Zの運転席には電動パワーシートを装着したが、コスト低減のためにモーターを1個に節約した。リクライニングやスライドの調節は、クラッチを切り替えて行うため、スイッチを操作してから各部が動くまでに時間差が生じる。運転姿勢を調節しにくい。
後席はヤリスに比べれば快適だが、SUVのなかでは足元空間が狭い。身長170cmの大人4名が乗車して、後席に座る乗員の膝先空間は握りコブシひとつ少々だ。キックスは2つ弱、ヴェゼルは2つ半だから、長身の乗員がヤリスクロスの後席に座ると窮屈に感じる。
動力性能は満足できるが、ノーマルエンジンの最大トルクは14.8kgmで、4800~5200回転で発揮される。少々高回転指向だから、3000回転以下では駆動力が落ち込む。
例えば一定速度で巡航中にアクセルペダルを緩く踏み増した時は、エンジンの反応が鈍く、違和感も生じる。そこでアクセルペダルをさらに踏み増すと、CVT(無段変速AT)がギヤ比を自動的に変えてエンジン回転が高まり、この時には3気筒特有の粗いノイズが響く。

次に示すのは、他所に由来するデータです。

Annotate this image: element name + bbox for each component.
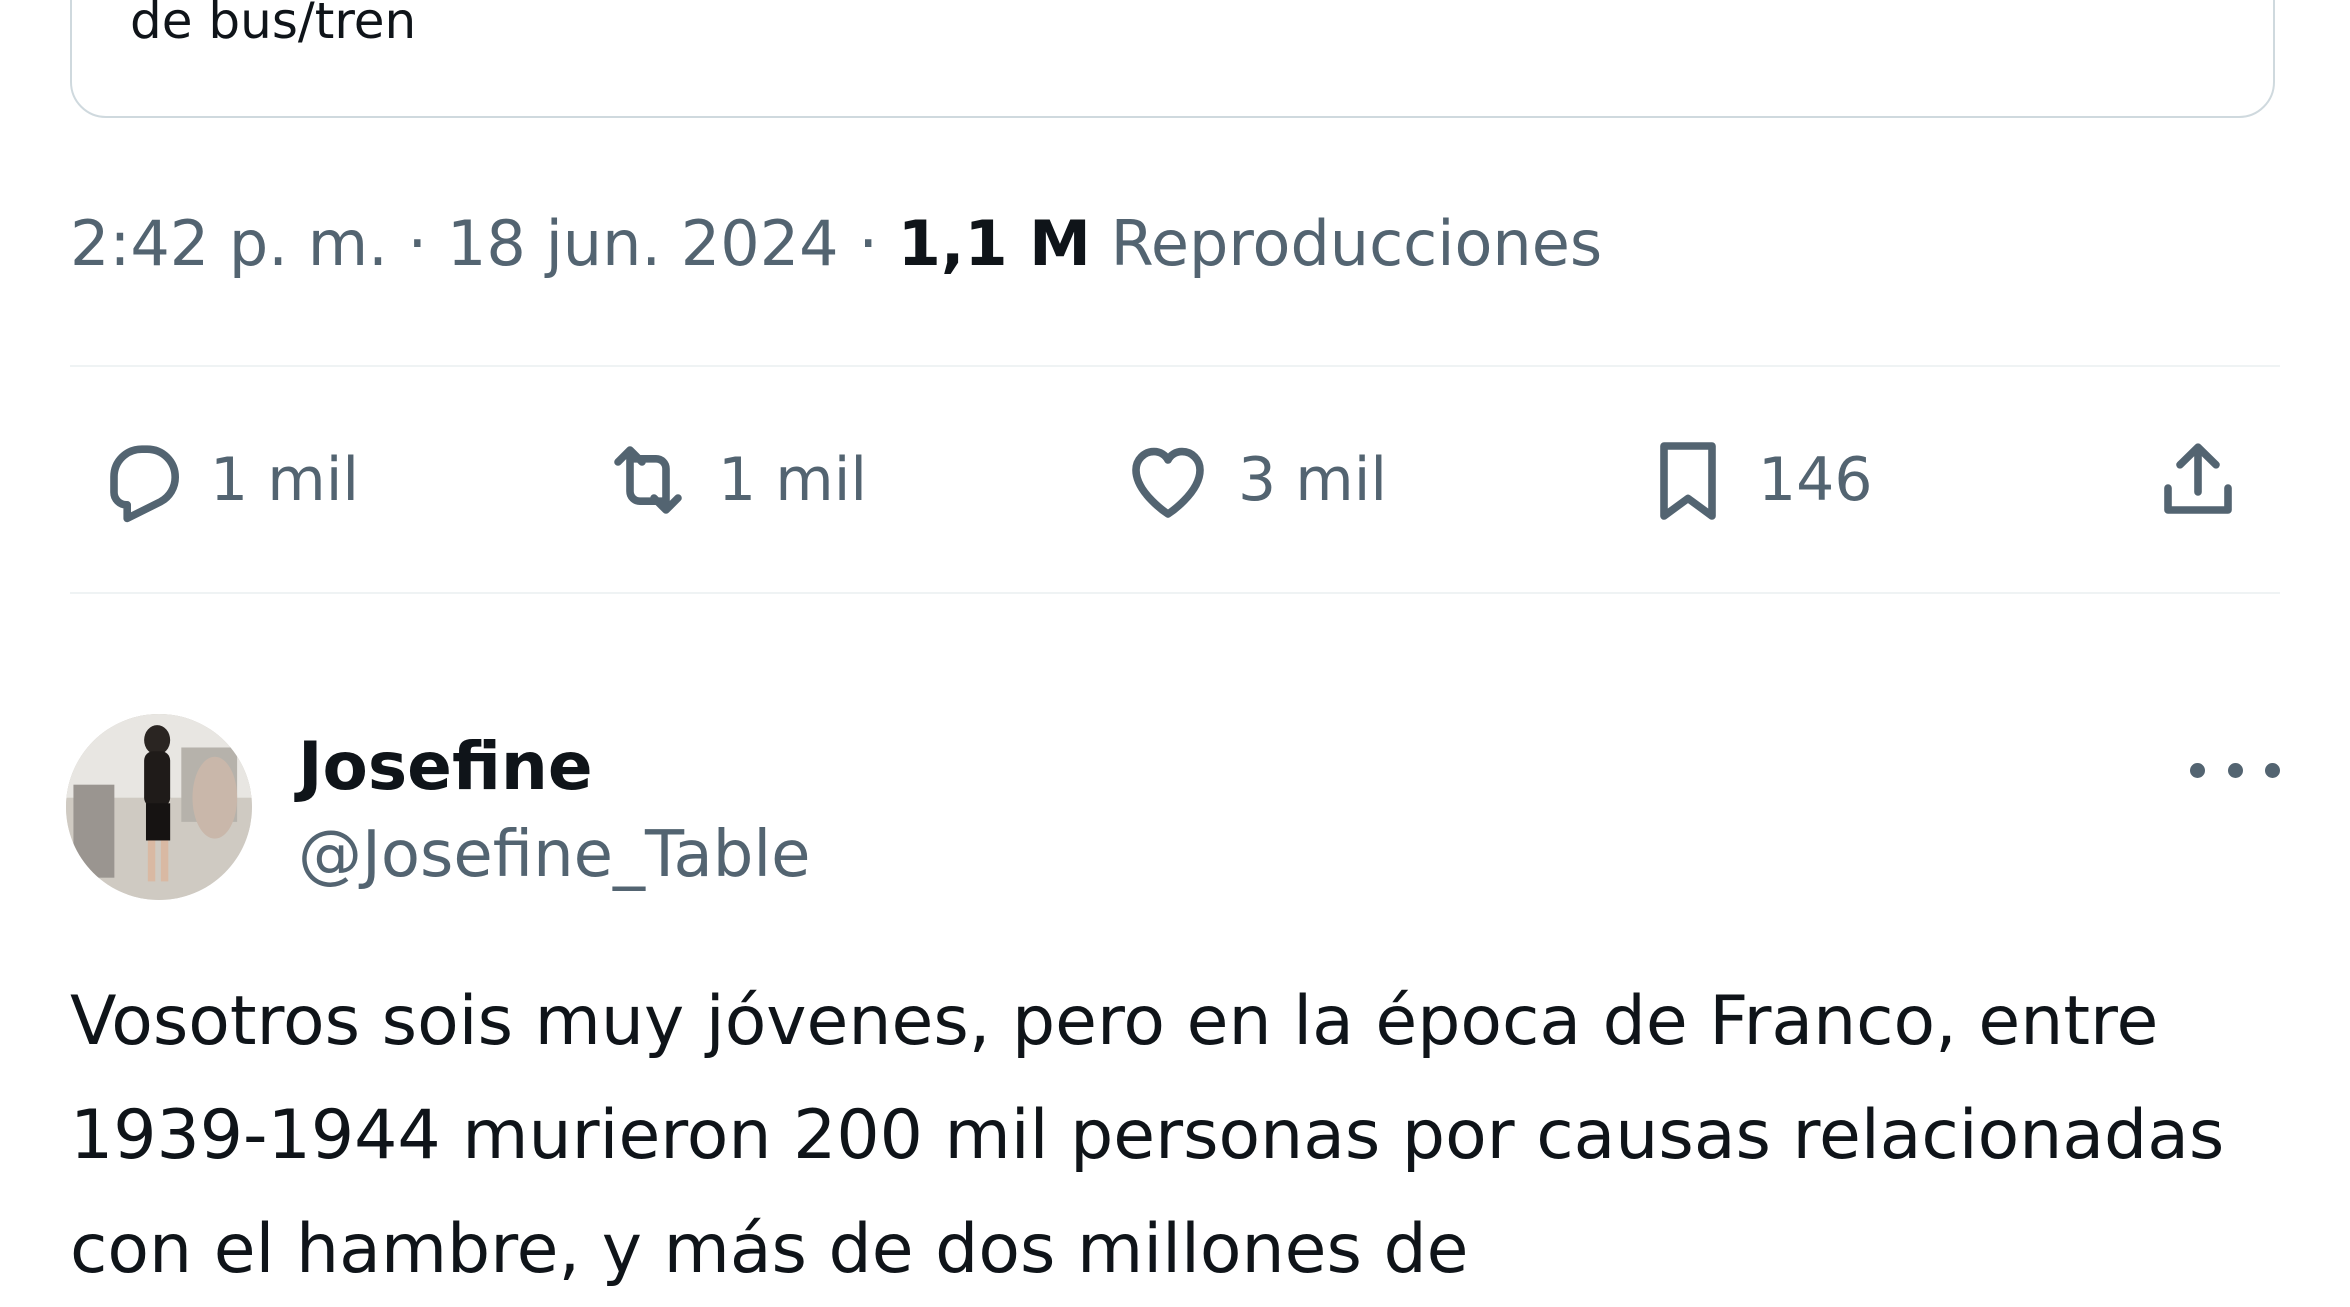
display-name[interactable]: Josefine — [298, 728, 593, 805]
more-dot — [2227, 762, 2243, 778]
bookmark-icon — [1660, 442, 1716, 520]
quoted-tweet-text: de bus/tren — [130, 0, 417, 50]
retweet-button[interactable]: 1 mil — [600, 420, 867, 540]
user-handle[interactable]: @Josefine_Table — [298, 818, 811, 892]
quoted-tweet-card[interactable]: de bus/tren — [70, 0, 2275, 118]
meta-separator: · — [407, 207, 428, 280]
bookmark-count: 146 — [1758, 445, 1873, 515]
divider — [70, 365, 2280, 367]
views-count: 1,1 M — [897, 207, 1091, 280]
reply-header: Josefine @Josefine_Table — [66, 712, 2280, 902]
tweet-action-bar: 1 mil 1 mil 3 mil 146 — [70, 420, 2280, 540]
share-button[interactable] — [2150, 420, 2246, 540]
retweet-icon — [614, 446, 682, 514]
views-label: Reproducciones — [1110, 207, 1603, 280]
reply-count: 1 mil — [210, 445, 360, 515]
divider — [70, 592, 2280, 594]
like-count: 3 mil — [1238, 445, 1388, 515]
retweet-count: 1 mil — [718, 445, 868, 515]
reply-button[interactable]: 1 mil — [92, 420, 359, 540]
more-dot — [2190, 762, 2205, 778]
like-button[interactable]: 3 mil — [1120, 420, 1387, 540]
meta-separator: · — [858, 207, 879, 280]
more-dot — [2265, 762, 2280, 778]
share-icon — [2164, 443, 2232, 514]
avatar-photo — [66, 714, 252, 900]
reply-tweet-text: Vosotros sois muy jóvenes, pero en la ép… — [70, 982, 2225, 1289]
heart-icon — [1132, 447, 1204, 518]
more-options-button[interactable] — [2190, 748, 2280, 792]
bookmark-button[interactable]: 146 — [1640, 420, 1873, 540]
tweet-meta: 2:42 p. m. · 18 jun. 2024 · 1,1 M Reprod… — [70, 205, 1602, 283]
reply-icon — [110, 445, 179, 523]
tweet-time[interactable]: 2:42 p. m. — [70, 207, 388, 280]
tweet-date[interactable]: 18 jun. 2024 — [447, 207, 839, 280]
avatar[interactable] — [66, 714, 252, 900]
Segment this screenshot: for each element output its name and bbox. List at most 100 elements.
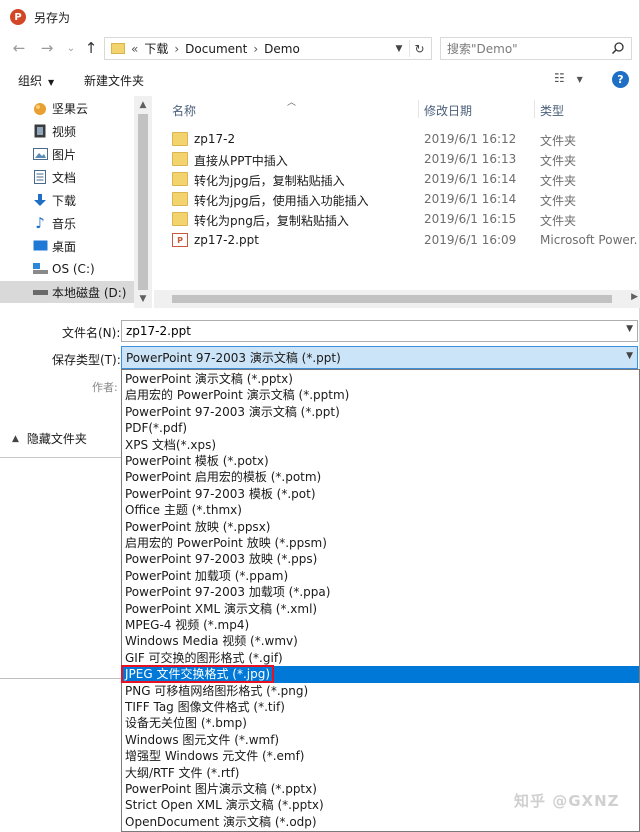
column-divider[interactable] [534, 100, 535, 118]
view-options-button[interactable]: ☷ ▼ [554, 71, 583, 85]
sidebar-item-label: 下载 [52, 193, 77, 208]
sidebar-item-drive-c[interactable]: OS (C:) [0, 258, 134, 280]
savetype-option[interactable]: PNG 可移植网络图形格式 (*.png) [122, 683, 639, 699]
file-row[interactable]: 转化为jpg后，复制粘贴插入 2019/6/1 16:14 文件夹 [154, 169, 640, 189]
breadcrumb-download[interactable]: 下载 [144, 40, 168, 57]
savetype-option[interactable]: PowerPoint 启用宏的模板 (*.potm) [122, 469, 639, 485]
sidebar-item-music[interactable]: ♪ 音乐 [0, 212, 134, 234]
new-folder-button[interactable]: 新建文件夹 [84, 72, 144, 89]
chevron-up-icon: ▲ [12, 433, 19, 444]
breadcrumb-separator-icon[interactable]: › [253, 42, 258, 56]
scrollbar-thumb[interactable] [172, 295, 612, 303]
breadcrumb-separator-icon[interactable]: › [174, 42, 179, 56]
savetype-option[interactable]: JPEG 文件交换格式 (*.jpg) [121, 665, 639, 684]
video-icon [32, 123, 48, 139]
sidebar-item-label: 坚果云 [52, 101, 89, 116]
hide-folders-button[interactable]: ▲ 隐藏文件夹 [12, 430, 87, 447]
file-row[interactable]: P zp17-2.ppt 2019/6/1 16:09 Microsoft Po… [154, 230, 640, 250]
scrollbar-thumb[interactable] [138, 114, 148, 290]
file-row[interactable]: 直接从PPT中插入 2019/6/1 16:13 文件夹 [154, 149, 640, 169]
scroll-down-icon[interactable]: ▼ [134, 292, 152, 306]
sidebar-scrollbar[interactable]: ▲ ▼ [134, 96, 152, 308]
sidebar-item-label: 音乐 [52, 216, 77, 231]
search-input[interactable] [447, 38, 607, 59]
savetype-option[interactable]: XPS 文档(*.xps) [122, 437, 639, 453]
address-bar[interactable]: « 下载 › Document › Demo ▼ ↻ [104, 37, 432, 60]
savetype-option[interactable]: Windows Media 视频 (*.wmv) [122, 633, 639, 649]
savetype-option[interactable]: 大纲/RTF 文件 (*.rtf) [122, 765, 639, 781]
folder-icon [172, 192, 188, 206]
breadcrumb-demo[interactable]: Demo [264, 42, 300, 56]
savetype-option-label: 大纲/RTF 文件 (*.rtf) [125, 765, 240, 780]
address-dropdown-icon[interactable]: ▼ [391, 40, 407, 57]
up-arrow-icon: ↑ [84, 39, 98, 57]
sidebar-item-label: 文档 [52, 170, 77, 185]
horizontal-scrollbar[interactable]: ▶ [154, 290, 640, 308]
sidebar-item-downloads[interactable]: 下载 [0, 189, 134, 211]
savetype-option[interactable]: PowerPoint 97-2003 演示文稿 (*.ppt) [122, 404, 639, 420]
forward-arrow-icon: → [40, 39, 54, 57]
savetype-option[interactable]: PowerPoint 97-2003 模板 (*.pot) [122, 486, 639, 502]
savetype-option[interactable]: Windows 图元文件 (*.wmf) [122, 732, 639, 748]
savetype-option-label: PDF(*.pdf) [125, 421, 188, 436]
picture-icon [32, 146, 48, 162]
savetype-option[interactable]: 启用宏的 PowerPoint 演示文稿 (*.pptm) [122, 387, 639, 403]
recent-locations-button[interactable]: ⌄ [60, 37, 82, 59]
overflow-chevron-icon[interactable]: « [131, 42, 138, 56]
savetype-option[interactable]: GIF 可交换的图形格式 (*.gif) [122, 650, 639, 666]
savetype-option[interactable]: PowerPoint 模板 (*.potx) [122, 453, 639, 469]
chevron-down-icon[interactable]: ▼ [626, 351, 633, 361]
file-date: 2019/6/1 16:14 [424, 172, 517, 186]
file-row[interactable]: 转化为jpg后，使用插入功能插入 2019/6/1 16:14 文件夹 [154, 189, 640, 209]
sidebar-item-pictures[interactable]: 图片 [0, 143, 134, 165]
sidebar-item-documents[interactable]: 文档 [0, 166, 134, 188]
chevron-down-icon: ⌄ [66, 42, 76, 54]
savetype-option[interactable]: PowerPoint XML 演示文稿 (*.xml) [122, 601, 639, 617]
up-button[interactable]: ↑ [80, 37, 102, 59]
chevron-down-icon[interactable]: ▼ [626, 324, 633, 334]
savetype-option[interactable]: PowerPoint 97-2003 放映 (*.pps) [122, 551, 639, 567]
savetype-option[interactable]: OpenDocument 演示文稿 (*.odp) [122, 814, 639, 830]
column-header-name[interactable]: 名称 [172, 102, 196, 119]
music-icon: ♪ [35, 214, 45, 232]
savetype-option[interactable]: PowerPoint 97-2003 加载项 (*.ppa) [122, 584, 639, 600]
file-row[interactable]: zp17-2 2019/6/1 16:12 文件夹 [154, 129, 640, 149]
organize-button[interactable]: 组织 ▼ [18, 72, 54, 89]
savetype-option-label: PowerPoint 97-2003 模板 (*.pot) [125, 486, 316, 501]
sidebar-item-drive-d[interactable]: 本地磁盘 (D:) [0, 281, 134, 303]
back-button[interactable]: ← [8, 37, 30, 59]
filename-field[interactable]: ▼ [121, 320, 638, 342]
savetype-option[interactable]: 设备无关位图 (*.bmp) [122, 715, 639, 731]
savetype-option[interactable]: PowerPoint 加载项 (*.ppam) [122, 568, 639, 584]
sidebar-item-nutstore[interactable]: 坚果云 [0, 97, 134, 119]
search-box[interactable] [440, 37, 632, 60]
column-divider[interactable] [418, 100, 419, 118]
file-name: zp17-2.ppt [194, 233, 259, 247]
savetype-option[interactable]: PDF(*.pdf) [122, 420, 639, 436]
savetype-select[interactable]: PowerPoint 97-2003 演示文稿 (*.ppt) ▼ [121, 346, 638, 369]
refresh-icon[interactable]: ↻ [409, 40, 429, 57]
sidebar-item-desktop[interactable]: 桌面 [0, 235, 134, 257]
scroll-up-icon[interactable]: ▲ [134, 98, 152, 112]
sidebar-item-videos[interactable]: 视频 [0, 120, 134, 142]
savetype-option[interactable]: PowerPoint 放映 (*.ppsx) [122, 519, 639, 535]
savetype-option[interactable]: MPEG-4 视频 (*.mp4) [122, 617, 639, 633]
file-row[interactable]: 转化为png后，复制粘贴插入 2019/6/1 16:15 文件夹 [154, 209, 640, 229]
savetype-option[interactable]: 增强型 Windows 元文件 (*.emf) [122, 748, 639, 764]
scroll-right-icon[interactable]: ▶ [631, 292, 638, 302]
savetype-option-label: Windows Media 视频 (*.wmv) [125, 634, 298, 649]
help-icon[interactable]: ? [612, 71, 629, 88]
breadcrumb-document[interactable]: Document [185, 42, 247, 56]
savetype-option[interactable]: PowerPoint 演示文稿 (*.pptx) [122, 371, 639, 387]
savetype-option[interactable]: TIFF Tag 图像文件格式 (*.tif) [122, 699, 639, 715]
forward-button[interactable]: → [36, 37, 58, 59]
filename-input[interactable] [122, 321, 612, 341]
savetype-dropdown-list[interactable]: PowerPoint 演示文稿 (*.pptx) 启用宏的 PowerPoint … [121, 369, 640, 832]
savetype-option-label: PowerPoint 模板 (*.potx) [125, 454, 269, 468]
background-divider [0, 678, 121, 679]
column-header-type[interactable]: 类型 [540, 102, 564, 119]
column-header-date[interactable]: 修改日期 [424, 102, 472, 119]
savetype-option-label: PowerPoint XML 演示文稿 (*.xml) [125, 601, 318, 616]
savetype-option[interactable]: Office 主题 (*.thmx) [122, 502, 639, 518]
savetype-option[interactable]: 启用宏的 PowerPoint 放映 (*.ppsm) [122, 535, 639, 551]
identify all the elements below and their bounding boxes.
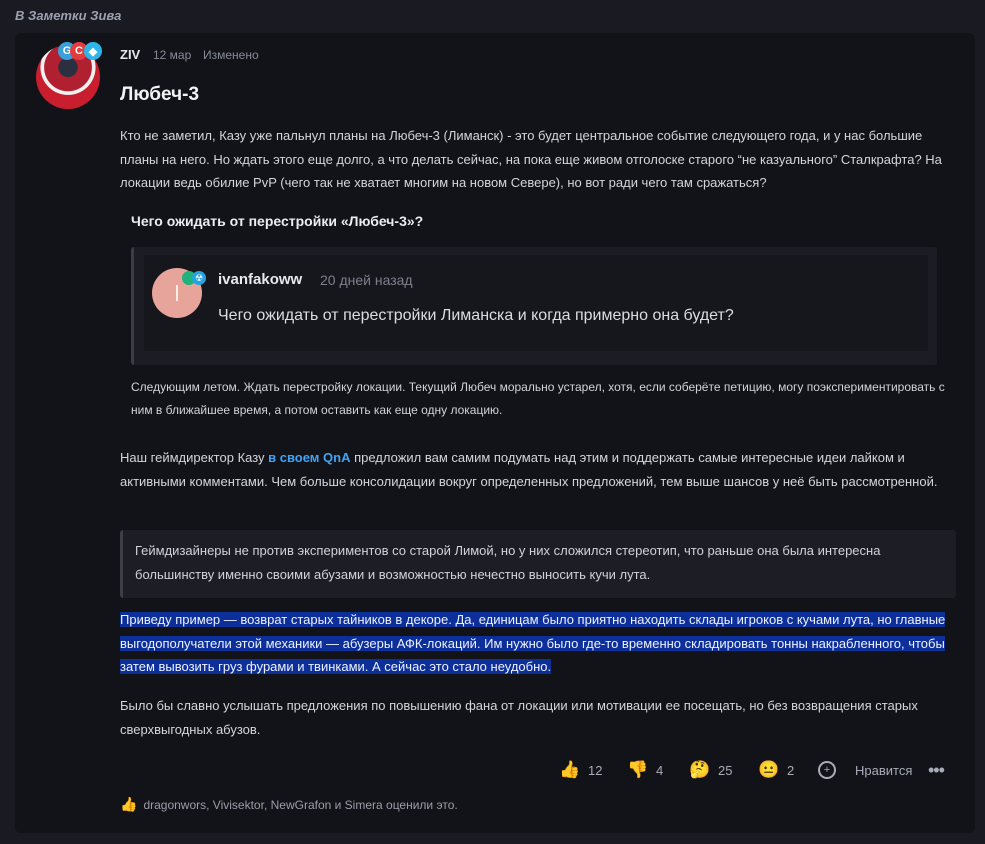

乗り心地は硬めだ。ヤリスクロスの買い得グレードは、ノーマルエンジン、ハイブリッドともに前述のZで、18インチタイヤを装着する。これが乗り心地を硬くした。開発者は「走行安定性と乗り心地のバランスでは、本来なら17インチがベストだが、外観の見栄えを優先して18インチを採用した」と述べた。
それでもSUVで1位の売れゆきには、この乗り心地を犠牲にした18インチタイヤの採用が優れた効果を発揮している。価格から残価設定ローン、さらにカッコよさを優先させた外観まで、ヤリスクロスでは「コストを抑えた売れるクルマづくり」が特徴だ。まさにトヨタの本領が発揮されている。
そのために好調に売れているが、前述のとおり欠点も少なくない。購入する時は、ヴェゼルと乗り比べるといいだろう。ヤリスクロスの商品力が欠点も含めてよくわかる。